Scientists have used brain scanners to detect and reconstruct the faces that people are thinking of, according to a a study accepted for publication this month in the journal NeuroImage.
In the study, scientists hooked participants up to an fMRI brain scanner – which determines activity in different parts of the brain by measuring blood flow – and showed them images of faces. Then, using only the brain scans, the scientists were able to create images of the faces the people were looking at.
“It is mind reading,” said Alan S. Cowen, a graduate student at the University of California Berkeley who co-authored the study with professor Marvin M. Chun from Yale and Brice A. Kuhl from New York University.
'You can even imagine, way down the road, a witness to a crime might want to come in and reconstruct a suspect’s face.'
The study says it is the first to try to reconstruct faces from thoughts. The photos above are the actual photos and reconstructions done in the lab.
While the reconstructions based on 30 brain readings are blurry, they approximate the true images. They got the skin color right in all of them, and 24 out of 30 reconstructions correctly detected the presence or absence of a smile.
The brain readings were worse at determining gender and hair color: About two-thirds of the reconstructions clearly detected the gender, and only half got hair color correct.
“There’s definitely room for improvement,” Cowen said, adding that these experiments were conducted two years ago, though they only recently were accepted for publication. He said he and others have been working on improving the process in the interim.

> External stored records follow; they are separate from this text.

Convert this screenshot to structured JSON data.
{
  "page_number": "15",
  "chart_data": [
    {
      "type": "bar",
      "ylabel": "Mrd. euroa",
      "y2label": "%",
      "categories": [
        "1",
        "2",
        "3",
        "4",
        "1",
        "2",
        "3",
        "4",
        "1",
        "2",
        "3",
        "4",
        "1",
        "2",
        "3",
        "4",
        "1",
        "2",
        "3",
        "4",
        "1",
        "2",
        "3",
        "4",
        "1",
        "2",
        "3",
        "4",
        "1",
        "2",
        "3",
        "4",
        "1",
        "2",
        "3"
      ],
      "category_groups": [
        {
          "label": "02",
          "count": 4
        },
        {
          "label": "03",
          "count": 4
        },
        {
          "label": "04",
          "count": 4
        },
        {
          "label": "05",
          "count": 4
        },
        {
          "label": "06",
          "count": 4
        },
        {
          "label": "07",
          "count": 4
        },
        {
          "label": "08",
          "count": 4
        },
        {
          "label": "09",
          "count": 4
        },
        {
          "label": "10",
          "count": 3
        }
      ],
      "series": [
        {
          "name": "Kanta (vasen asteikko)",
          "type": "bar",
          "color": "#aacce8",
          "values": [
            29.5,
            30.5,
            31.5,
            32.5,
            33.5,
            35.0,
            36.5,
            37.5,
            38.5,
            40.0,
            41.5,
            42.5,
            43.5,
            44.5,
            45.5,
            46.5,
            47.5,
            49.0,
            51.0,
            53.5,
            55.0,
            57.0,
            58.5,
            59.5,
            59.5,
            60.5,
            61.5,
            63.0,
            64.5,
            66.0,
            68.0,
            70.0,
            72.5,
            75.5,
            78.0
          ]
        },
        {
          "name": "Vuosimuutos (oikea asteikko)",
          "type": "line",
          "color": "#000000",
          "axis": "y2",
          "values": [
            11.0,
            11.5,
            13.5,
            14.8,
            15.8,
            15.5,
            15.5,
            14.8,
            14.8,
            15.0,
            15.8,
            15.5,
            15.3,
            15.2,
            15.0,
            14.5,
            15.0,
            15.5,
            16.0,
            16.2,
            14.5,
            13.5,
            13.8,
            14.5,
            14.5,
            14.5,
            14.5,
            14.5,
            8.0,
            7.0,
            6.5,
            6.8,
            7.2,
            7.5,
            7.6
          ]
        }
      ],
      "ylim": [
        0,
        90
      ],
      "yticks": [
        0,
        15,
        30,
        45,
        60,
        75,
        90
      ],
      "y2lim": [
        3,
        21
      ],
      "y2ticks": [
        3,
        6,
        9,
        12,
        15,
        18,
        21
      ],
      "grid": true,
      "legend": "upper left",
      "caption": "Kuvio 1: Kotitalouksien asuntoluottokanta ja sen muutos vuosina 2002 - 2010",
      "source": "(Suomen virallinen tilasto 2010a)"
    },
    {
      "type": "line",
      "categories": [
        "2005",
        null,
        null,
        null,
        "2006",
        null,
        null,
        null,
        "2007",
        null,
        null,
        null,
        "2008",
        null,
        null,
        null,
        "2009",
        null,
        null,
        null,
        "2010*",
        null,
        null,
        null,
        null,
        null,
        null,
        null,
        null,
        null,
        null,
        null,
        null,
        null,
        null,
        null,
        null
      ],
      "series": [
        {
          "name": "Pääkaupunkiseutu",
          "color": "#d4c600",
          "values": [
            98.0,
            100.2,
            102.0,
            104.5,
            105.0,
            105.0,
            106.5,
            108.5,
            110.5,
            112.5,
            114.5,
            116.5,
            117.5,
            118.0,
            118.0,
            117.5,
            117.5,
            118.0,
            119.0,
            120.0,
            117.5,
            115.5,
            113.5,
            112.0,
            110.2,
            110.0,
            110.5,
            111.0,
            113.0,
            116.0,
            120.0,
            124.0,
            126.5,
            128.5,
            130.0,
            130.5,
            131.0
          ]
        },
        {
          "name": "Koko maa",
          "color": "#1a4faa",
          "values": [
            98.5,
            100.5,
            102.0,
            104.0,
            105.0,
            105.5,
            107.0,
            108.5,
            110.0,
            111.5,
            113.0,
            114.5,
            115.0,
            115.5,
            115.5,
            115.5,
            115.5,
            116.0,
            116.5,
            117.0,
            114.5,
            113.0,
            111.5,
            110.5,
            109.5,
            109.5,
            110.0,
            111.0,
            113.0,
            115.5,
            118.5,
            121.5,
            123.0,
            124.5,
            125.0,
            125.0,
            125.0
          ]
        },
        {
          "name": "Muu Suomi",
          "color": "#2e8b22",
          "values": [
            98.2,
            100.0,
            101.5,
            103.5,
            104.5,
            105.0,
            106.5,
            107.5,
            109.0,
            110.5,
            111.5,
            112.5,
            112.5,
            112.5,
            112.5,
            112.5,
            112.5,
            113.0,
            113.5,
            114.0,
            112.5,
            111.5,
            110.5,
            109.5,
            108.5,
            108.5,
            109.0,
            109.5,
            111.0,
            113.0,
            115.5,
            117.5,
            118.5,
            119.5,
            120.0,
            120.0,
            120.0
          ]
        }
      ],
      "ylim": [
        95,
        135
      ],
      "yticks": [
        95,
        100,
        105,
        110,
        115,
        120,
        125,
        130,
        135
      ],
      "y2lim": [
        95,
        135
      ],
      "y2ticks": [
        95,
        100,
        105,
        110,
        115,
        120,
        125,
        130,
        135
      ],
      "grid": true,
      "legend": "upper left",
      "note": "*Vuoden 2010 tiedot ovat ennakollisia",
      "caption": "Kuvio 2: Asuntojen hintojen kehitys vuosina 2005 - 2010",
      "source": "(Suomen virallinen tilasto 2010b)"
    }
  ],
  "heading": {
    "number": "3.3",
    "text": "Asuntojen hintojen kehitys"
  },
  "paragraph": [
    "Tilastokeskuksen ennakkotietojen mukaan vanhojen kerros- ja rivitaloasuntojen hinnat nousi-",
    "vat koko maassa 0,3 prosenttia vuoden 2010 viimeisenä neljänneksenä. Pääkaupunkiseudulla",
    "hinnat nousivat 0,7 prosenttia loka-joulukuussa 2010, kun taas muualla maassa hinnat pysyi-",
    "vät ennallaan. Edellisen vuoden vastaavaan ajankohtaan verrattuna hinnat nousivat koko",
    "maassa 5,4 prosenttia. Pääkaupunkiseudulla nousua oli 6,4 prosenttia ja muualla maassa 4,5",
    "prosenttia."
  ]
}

“I’m applying more sophisticated mathematical models [to the brain scan results], so the results should get better,” he said.
To tease out faces based on brain activity, the scientists showed participants in the study 300 faces while recording their brain activity. Then they showed the participants 30 new faces and used their previously recorded patterns to create 30 images based only on their brain scans.
Once the technology improves, Cowen said, applications could range from better understanding mental disorders, to recording dreams, to solving crimes.
“You can see how people perceive faces depending on different disorders, like autism – and use that to help diagnose therapies,” he said.
That’s because the reconstructions are based not on the actual image, but on how the image is perceived by a subject’s brain. If an autistic person sees a face differently, the difference will show up in the brain scan reconstruction.
Images from dreams are also detectable.
“And you can even imagine,” Cowen said, “way down the road, a witness to a crime might want to come in and reconstruct a suspect’s face.”
How soon could that happen?
“It really depends on advances in brain imaging technology, more so than the mathematical analysis. It could be 10, 20 years away.”
One challenge is that different brains show different activity for the same image. The blurry images pictured here are actually averages of the thoughts of six lab volunteers. If one were to look at any individual’s reading, the image would be less consistent.
“There’s a wide variation in how people’s brains work under a scanner – some people have better brains for fMRI – and so if you were to pick a participant at random it might be that their reconstructions are really good, or it might be that their reconstructions are really poor, which is why we averaged across all the participants,” Cowen said.
For now, he added, you shouldn’t worry about others snooping on your memories or forcibly extracting information.
“This sort of technology can only read active parts of the brain. So you couldn’t read passive memories – you would have to get the person to imagine the memory to read it,” Cowen said.
“It’s a matter of time, and eventually – maybe 200 years from now – we’ll have some way of reading inactive parts of the brain. But that’s a much harder problem, as it involves measuring very fine details of brain structure that we don’t even really understand.”